BMS and Hengrui collaborate

Country
United States

Bristol Myers Squibb Co announced a drug discovery and development agreement with Jiangsu Hengrui Pharmaceuticals Co Ltd on 12 May which is expected to yield 13 new products across the oncology, haematology, and immunology sectors and be commercialised across the globe. The deal comes as Hengrui is expanding its market presence outside China and BMS is taking steps to generate new revenue in response to a loss of patent protection on some important medicines.

Meeting Report: Capital for early-stage companies

Country
United Kingdom

A panel of life science investors raised concerns at the AngloNordic conference in London on 23 April that early-stage biotech companies are struggling to raise finance.
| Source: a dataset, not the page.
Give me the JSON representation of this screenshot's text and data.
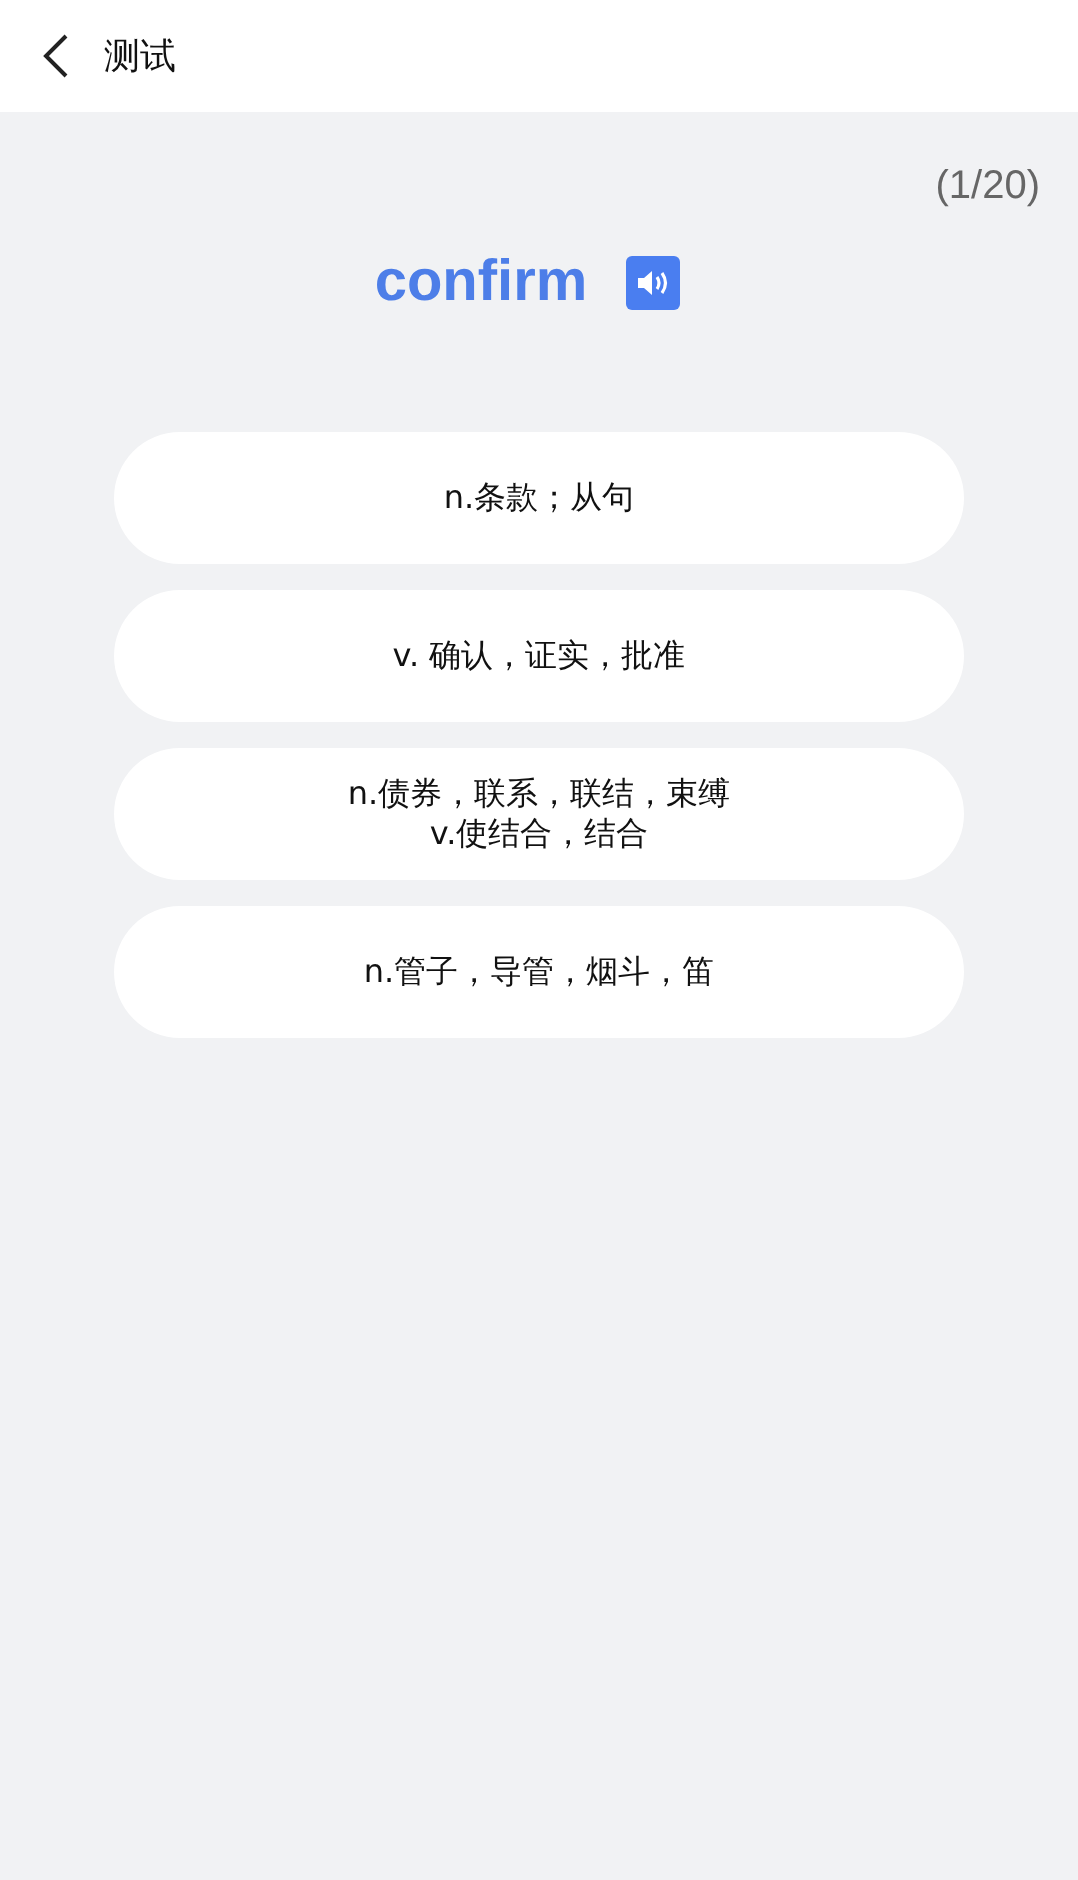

Stephen Hansen, director of biopharma intelligence at BioCentury, cited data showing pre-clinical companies made up 41-42% of financings in 2021/22, but just 25% in 2025. He worried that a vital part of the biotech sector was being neglected in favour of clinical stage ventures, saying: "Somebody's got to be making companies....

Novartis pilots patent cliff

Country
Switzerland

Novartis continued to navigate the patent cliff in the first quarter of 2026 as sales of leading drugs such as Entresto for heart failure faced stiff competition from generics. Net sales for the company as a whole fell by 5% to $13 billion at constant exchange rates and by 1% at actual rates. Operating income contracted by an even larger amount as the company increased spending on research and development. The allocation for R&D in the quarter was $2.7 billion compared with $2.4 billion a year earlier.